On reflection, Fonda deeply regretted the incident and told Oprah Winfrey in 2000, “I will go to my grave regretting the photograph of me in an anti-aircraft [gun], which looks like I was trying to shoot at American planes. It hurt so many soldiers. It galvanised such hostility. It was the most horrible thing I could possibly have done. It was just thoughtless.”
According to the actor, she hadn’t been thinking about the consequences of sitting in the gun and had asked for the photograph not to be published when she saw it, writing in her memoir, “It is possible that the Vietnamese had it all planned. I will never know. If they did, can I really blame them? The buck stops here. If I was used, I allowed it to happen. It was my mistake, and I have paid and continue to pay a heavy price for it.”
It’s easy to throw stones at a single photograph, but it’s harder to reckon with the full picture. Fonda’s sit-in on that anti-aircraft gun became a symbol – not of her politics, but of a moment when image overtook intent. In that frozen frame, the complexity of her activism was boiled down to a headline and weaponised against her. But to let that define her is to ignore the decades she’s spent putting her weight behind causes that mattered, often at great personal and professional cost.

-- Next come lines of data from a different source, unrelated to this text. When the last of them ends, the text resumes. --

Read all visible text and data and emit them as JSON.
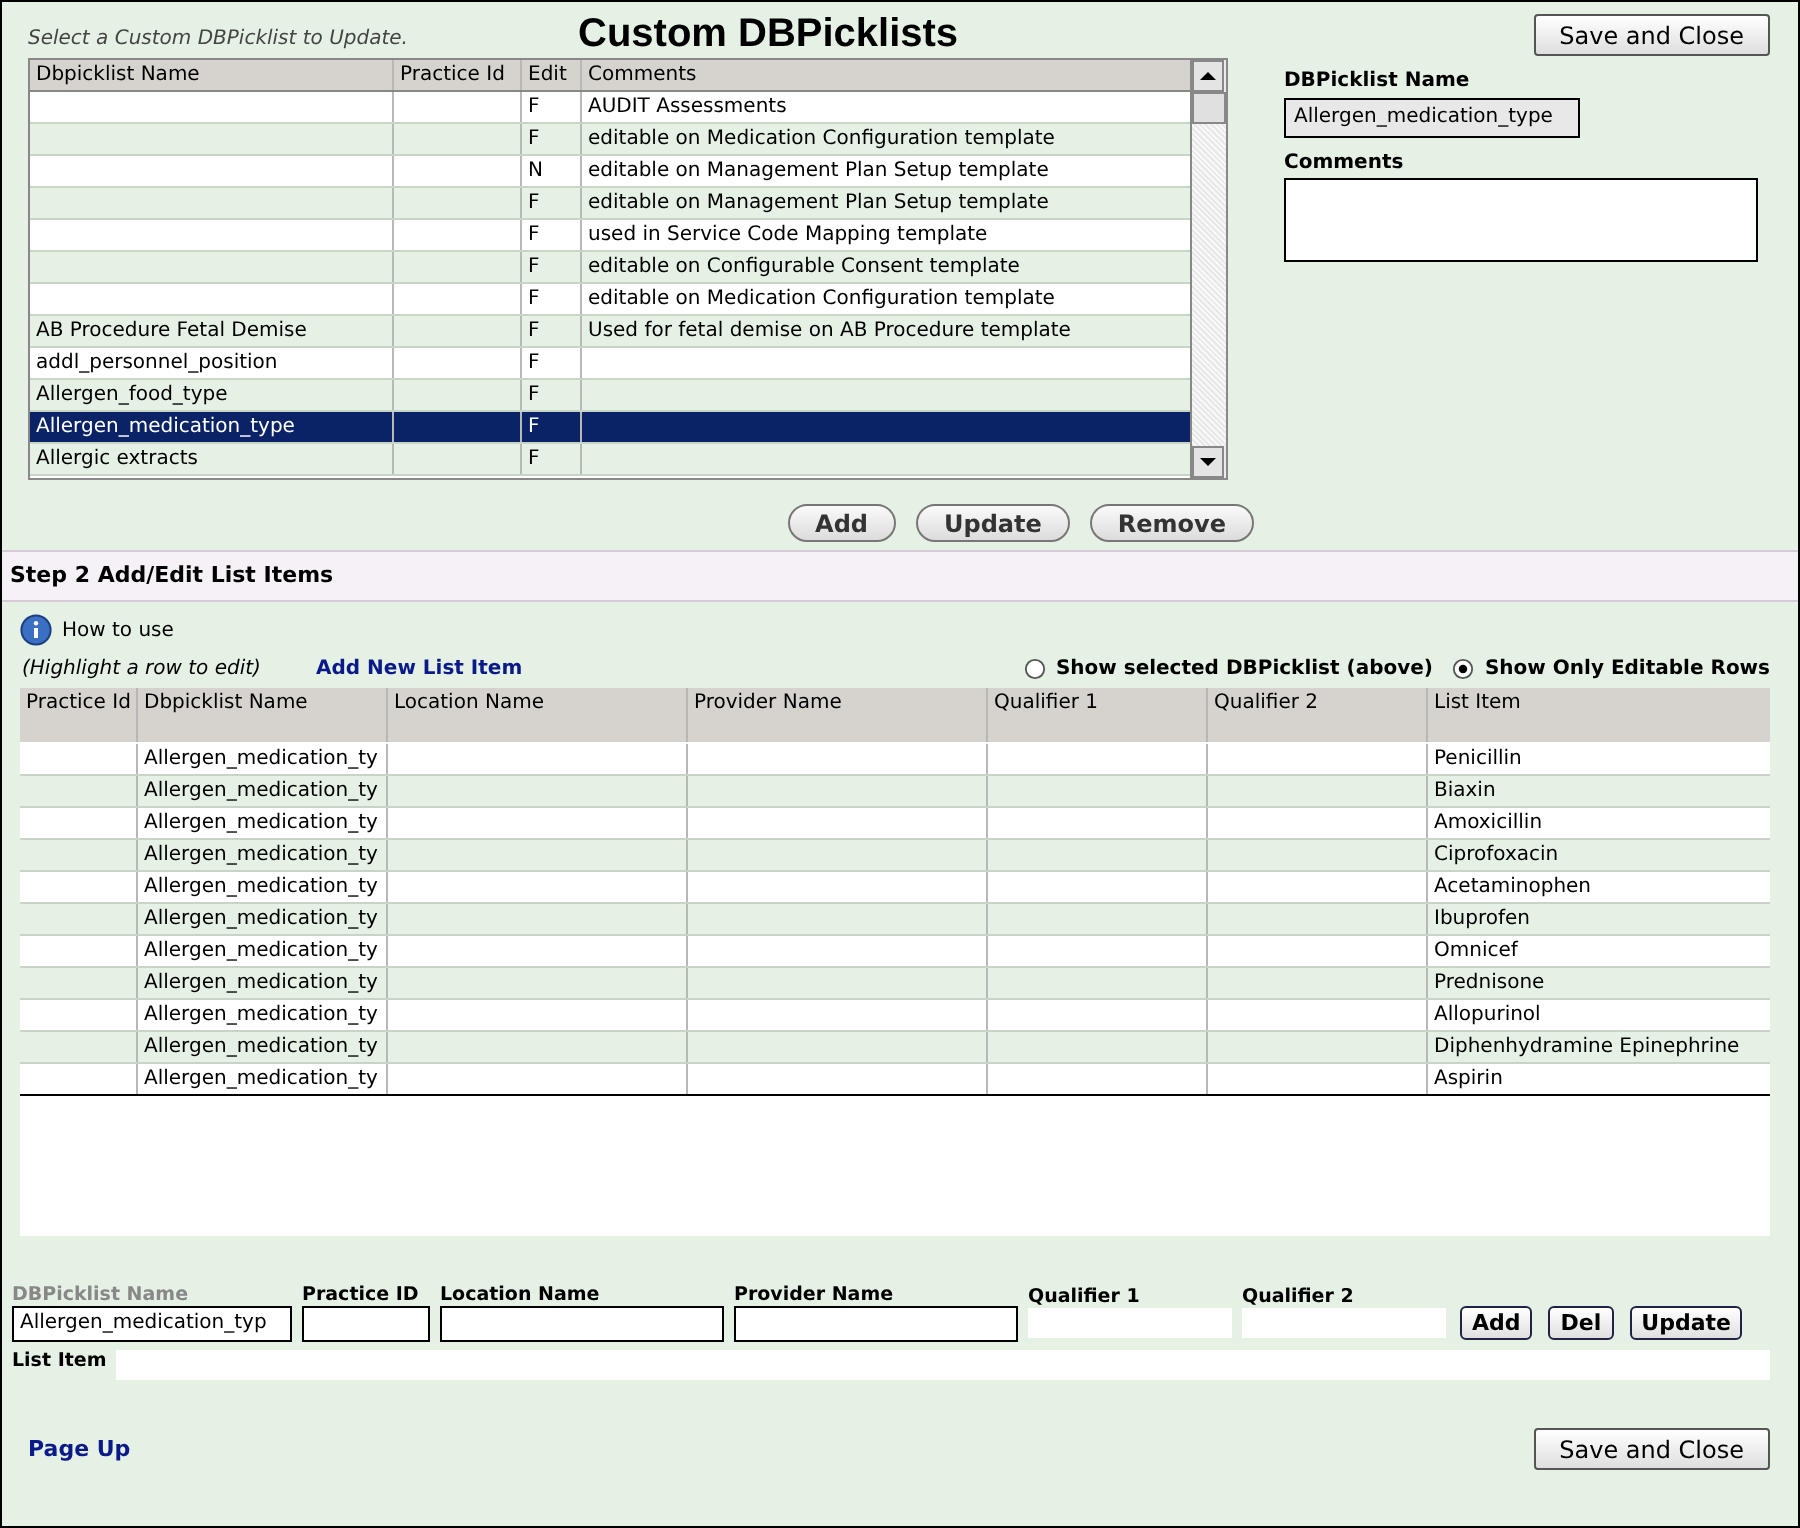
{
  "step1": {
    "instruction": "Select a Custom DBPicklist to Update.",
    "title": "Custom DBPicklists",
    "save_button": "Save and Close",
    "table": {
      "columns": [
        "Dbpicklist Name",
        "Practice Id",
        "Edit",
        "Comments"
      ],
      "rows": [
        {
          "cells": [
            "",
            "",
            "F",
            "AUDIT Assessments"
          ],
          "selected": false
        },
        {
          "cells": [
            "",
            "",
            "F",
            "editable on Medication Configuration template"
          ],
          "selected": false
        },
        {
          "cells": [
            "",
            "",
            "N",
            "editable on  Management Plan Setup template"
          ],
          "selected": false
        },
        {
          "cells": [
            "",
            "",
            "F",
            "editable on Management Plan Setup template"
          ],
          "selected": false
        },
        {
          "cells": [
            "",
            "",
            "F",
            "used in Service Code Mapping template"
          ],
          "selected": false
        },
        {
          "cells": [
            "",
            "",
            "F",
            "editable on Configurable Consent template"
          ],
          "selected": false
        },
        {
          "cells": [
            "",
            "",
            "F",
            "editable on Medication Configuration template"
          ],
          "selected": false
        },
        {
          "cells": [
            "AB Procedure Fetal Demise",
            "",
            "F",
            "Used for fetal demise on AB Procedure template"
          ],
          "selected": false
        },
        {
          "cells": [
            "addl_personnel_position",
            "",
            "F",
            ""
          ],
          "selected": false
        },
        {
          "cells": [
            "Allergen_food_type",
            "",
            "F",
            ""
          ],
          "selected": false
        },
        {
          "cells": [
            "Allergen_medication_type",
            "",
            "F",
            ""
          ],
          "selected": true
        },
        {
          "cells": [
            "Allergic extracts",
            "",
            "F",
            ""
          ],
          "selected": false
        }
      ]
    },
    "buttons": [
      "Add",
      "Update",
      "Remove"
    ],
    "name_label": "DBPicklist Name",
    "name_value": "Allergen_medication_type",
    "comments_label": "Comments"
  },
  "step2": {
    "title": "Step 2 Add/Edit List Items",
    "how_to_use": "How to use",
    "hint": "(Highlight a row to edit)",
    "add_link": "Add New List Item",
    "radios": [
      {
        "label": "Show selected DBPicklist (above)",
        "selected": false
      },
      {
        "label": "Show Only Editable Rows",
        "selected": true
      }
    ],
    "table": {
      "columns": [
        "Practice Id",
        "Dbpicklist Name",
        "Location Name",
        "Provider Name",
        "Qualifier 1",
        "Qualifier 2",
        "List Item"
      ],
      "rows": [
        [
          "",
          "Allergen_medication_ty",
          "",
          "",
          "",
          "",
          "Penicillin"
        ],
        [
          "",
          "Allergen_medication_ty",
          "",
          "",
          "",
          "",
          "Biaxin"
        ],
        [
          "",
          "Allergen_medication_ty",
          "",
          "",
          "",
          "",
          "Amoxicillin"
        ],
        [
          "",
          "Allergen_medication_ty",
          "",
          "",
          "",
          "",
          "Ciprofoxacin"
        ],
        [
          "",
          "Allergen_medication_ty",
          "",
          "",
          "",
          "",
          "Acetaminophen"
        ],
        [
          "",
          "Allergen_medication_ty",
          "",
          "",
          "",
          "",
          "Ibuprofen"
        ],
        [
          "",
          "Allergen_medication_ty",
          "",
          "",
          "",
          "",
          "Omnicef"
        ],
        [
          "",
          "Allergen_medication_ty",
          "",
          "",
          "",
          "",
          "Prednisone"
        ],
        [
          "",
          "Allergen_medication_ty",
          "",
          "",
          "",
          "",
          "Allopurinol"
        ],
        [
          "",
          "Allergen_medication_ty",
          "",
          "",
          "",
          "",
          "Diphenhydramine Epinephrine"
        ],
        [
          "",
          "Allergen_medication_ty",
          "",
          "",
          "",
          "",
          "Aspirin"
        ]
      ]
    },
    "form": [
      {
        "label": "DBPicklist Name",
        "value": "Allergen_medication_typ",
        "disabled": true,
        "kind": "boxed"
      },
      {
        "label": "Practice ID",
        "disabled": false,
        "kind": "boxed"
      },
      {
        "label": "Location Name",
        "disabled": false,
        "kind": "boxed"
      },
      {
        "label": "Provider Name",
        "disabled": false,
        "kind": "boxed"
      },
      {
        "label": "Qualifier 1",
        "disabled": false,
        "kind": "plain"
      },
      {
        "label": "Qualifier 2",
        "disabled": false,
        "kind": "plain"
      }
    ],
    "form_buttons": [
      "Add",
      "Del",
      "Update"
    ],
    "list_item": {
      "label": "List Item"
    },
    "page_up": "Page Up",
    "save_button": "Save and Close"
  }
}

Where others might have faded into comfort, Fonda stayed loud. She didn’t just apologise and disappear – she kept turning up, from Standing Rock to Capitol Hill, in protest marches and on picket lines, still shouting long after others went quiet. That photograph may never stop following her, but neither will the work that came after it – and maybe that’s the real legacy worth remembering.
Jane Fonda’s Vietnam photo remains a contentious and divisive topic, emblematic of the broader debates surrounding the Vietnam War and the role of public figures in speaking out against government policies.